2019-sheffey-improving
findings extracted from this paper
-
An adaptive censor that retrains classifiers on both unmodified and GAN-transformed Meek traffic ('informed NN') partially recovers detection capability: informed NN achieves a PR-AUC of 0.440 against modified traffic versus 0.309 for the naive NN, and achieves FPR of 0.667 versus 1.000 for the naive NN. However, the informed NN suffers from catastrophic interference and performs worse on FPR than the naive classifier on unmodified data (0.545 vs. 0.002).
-
A GAN-based adversarial transformer applied to Meek traffic signatures increases mean classifier FPR from 0.183 to 0.834 and decreases mean area under the precision-recall curve (PR-AUC) from 0.990 to 0.414 across naive neural network, informed neural network, and CART decision tree classifiers evaluated on three geographically distinct datasets (residential, university, AWS).
-
The paper identifies that Meek traffic is compared against average HTTPS traffic across all domains rather than against traffic specific to the CDN fronting host (e.g., ajax.aspnetcdn.com for meek-azure), meaning a transformed signature that mimics generic HTTPS may still appear anomalous relative to expected traffic to that specific CDN host.
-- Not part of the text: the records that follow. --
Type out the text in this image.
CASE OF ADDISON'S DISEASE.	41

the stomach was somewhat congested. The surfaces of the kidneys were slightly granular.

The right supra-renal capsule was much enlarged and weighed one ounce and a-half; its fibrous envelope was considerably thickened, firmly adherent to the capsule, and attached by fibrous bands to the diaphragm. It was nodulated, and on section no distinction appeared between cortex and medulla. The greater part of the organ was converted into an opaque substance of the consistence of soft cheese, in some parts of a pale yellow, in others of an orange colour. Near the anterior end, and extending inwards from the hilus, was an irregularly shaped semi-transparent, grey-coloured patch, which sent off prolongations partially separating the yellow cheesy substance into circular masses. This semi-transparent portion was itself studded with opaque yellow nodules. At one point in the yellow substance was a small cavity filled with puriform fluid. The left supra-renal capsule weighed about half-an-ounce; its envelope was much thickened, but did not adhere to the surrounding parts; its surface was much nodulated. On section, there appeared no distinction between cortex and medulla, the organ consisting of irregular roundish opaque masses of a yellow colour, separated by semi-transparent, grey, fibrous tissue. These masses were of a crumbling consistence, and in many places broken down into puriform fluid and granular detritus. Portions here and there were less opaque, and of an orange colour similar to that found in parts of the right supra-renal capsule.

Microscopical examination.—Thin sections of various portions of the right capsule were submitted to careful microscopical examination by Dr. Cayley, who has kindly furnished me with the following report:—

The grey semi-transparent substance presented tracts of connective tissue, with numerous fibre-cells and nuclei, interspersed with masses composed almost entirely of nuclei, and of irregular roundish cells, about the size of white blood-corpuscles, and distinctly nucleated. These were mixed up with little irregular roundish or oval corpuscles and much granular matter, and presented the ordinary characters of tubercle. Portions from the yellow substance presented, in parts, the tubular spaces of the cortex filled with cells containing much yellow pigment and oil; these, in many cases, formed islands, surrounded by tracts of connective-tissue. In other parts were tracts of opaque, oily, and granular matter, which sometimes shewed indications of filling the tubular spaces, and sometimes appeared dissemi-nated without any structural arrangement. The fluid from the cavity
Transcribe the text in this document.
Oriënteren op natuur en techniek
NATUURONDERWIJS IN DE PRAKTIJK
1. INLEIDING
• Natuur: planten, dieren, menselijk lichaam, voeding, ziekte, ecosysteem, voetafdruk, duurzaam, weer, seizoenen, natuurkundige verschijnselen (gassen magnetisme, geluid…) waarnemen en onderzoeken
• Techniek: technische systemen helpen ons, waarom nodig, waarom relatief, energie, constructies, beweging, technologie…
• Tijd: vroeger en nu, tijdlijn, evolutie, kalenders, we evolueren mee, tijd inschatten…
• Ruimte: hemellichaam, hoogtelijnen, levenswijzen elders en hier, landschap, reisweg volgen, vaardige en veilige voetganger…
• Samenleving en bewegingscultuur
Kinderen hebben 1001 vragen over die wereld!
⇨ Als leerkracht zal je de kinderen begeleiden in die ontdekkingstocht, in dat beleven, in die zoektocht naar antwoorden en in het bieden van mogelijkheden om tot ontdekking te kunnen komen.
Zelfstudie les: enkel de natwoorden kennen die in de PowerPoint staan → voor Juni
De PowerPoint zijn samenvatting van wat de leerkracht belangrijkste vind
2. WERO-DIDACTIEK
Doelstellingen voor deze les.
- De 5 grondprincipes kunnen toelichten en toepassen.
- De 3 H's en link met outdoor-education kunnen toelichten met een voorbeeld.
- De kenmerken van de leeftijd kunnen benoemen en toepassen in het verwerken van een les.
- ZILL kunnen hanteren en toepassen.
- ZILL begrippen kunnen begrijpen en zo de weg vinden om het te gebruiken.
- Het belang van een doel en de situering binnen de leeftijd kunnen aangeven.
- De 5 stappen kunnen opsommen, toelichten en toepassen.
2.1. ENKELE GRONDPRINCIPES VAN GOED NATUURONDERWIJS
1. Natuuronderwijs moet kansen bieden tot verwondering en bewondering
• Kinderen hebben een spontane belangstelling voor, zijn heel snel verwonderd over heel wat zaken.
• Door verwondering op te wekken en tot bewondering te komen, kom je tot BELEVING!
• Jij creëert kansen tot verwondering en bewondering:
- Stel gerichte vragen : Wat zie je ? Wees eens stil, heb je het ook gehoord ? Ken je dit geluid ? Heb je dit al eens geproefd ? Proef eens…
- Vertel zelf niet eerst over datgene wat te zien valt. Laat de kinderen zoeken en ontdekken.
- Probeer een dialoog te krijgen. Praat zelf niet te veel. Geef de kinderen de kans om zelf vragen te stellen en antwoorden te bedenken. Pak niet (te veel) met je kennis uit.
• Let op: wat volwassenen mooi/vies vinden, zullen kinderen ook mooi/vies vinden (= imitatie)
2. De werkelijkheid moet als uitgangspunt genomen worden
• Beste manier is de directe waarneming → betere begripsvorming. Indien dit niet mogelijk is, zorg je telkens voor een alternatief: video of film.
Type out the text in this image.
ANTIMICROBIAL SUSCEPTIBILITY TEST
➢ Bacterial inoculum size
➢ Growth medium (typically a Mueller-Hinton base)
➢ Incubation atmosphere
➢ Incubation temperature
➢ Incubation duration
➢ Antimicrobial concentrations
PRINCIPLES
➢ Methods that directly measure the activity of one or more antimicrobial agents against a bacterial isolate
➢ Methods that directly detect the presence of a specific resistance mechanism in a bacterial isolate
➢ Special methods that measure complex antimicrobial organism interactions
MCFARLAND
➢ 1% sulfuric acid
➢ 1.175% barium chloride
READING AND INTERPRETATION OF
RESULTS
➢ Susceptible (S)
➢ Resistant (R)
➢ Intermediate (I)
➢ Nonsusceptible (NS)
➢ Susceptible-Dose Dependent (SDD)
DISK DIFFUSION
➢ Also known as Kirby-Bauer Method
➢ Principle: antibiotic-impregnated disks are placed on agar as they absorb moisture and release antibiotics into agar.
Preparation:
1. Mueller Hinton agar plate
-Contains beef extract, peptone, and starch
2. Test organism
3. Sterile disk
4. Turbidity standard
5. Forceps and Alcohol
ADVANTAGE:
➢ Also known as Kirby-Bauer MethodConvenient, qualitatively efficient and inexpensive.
This dataset construction limitation means real-world GAN-guided shaping must target host-specific traffic baselines, not population-wide HTTPS baselines.
-
Prior ML classifiers achieve near-perfect detection of unmodified Meek traffic using side-channel features: Wang et al. attain a false positive rate (FPR) as low as 0.0002 with a CART decision tree, Yao et al. achieve 99.98% accuracy with a hidden Markov model, and Nasr et al. deanonymize Meek flows with FPR of 0.0005 using a neural network. The distinguishing features are TCP payload size distributions (Meek concentrates 60–70 byte payloads) and inter-arrival time distributions (higher latency).
-
Incorporating perturbation loss — the mean absolute difference between original and transformed traffic signatures — into the GAN's training objective constrains the transformer to make minimal modifications, reducing the implementation overhead a real-time traffic shaper would require. The perturbation loss is weighted at 10× relative to classification losses, enforcing sparse modifications while still fooling the discriminator.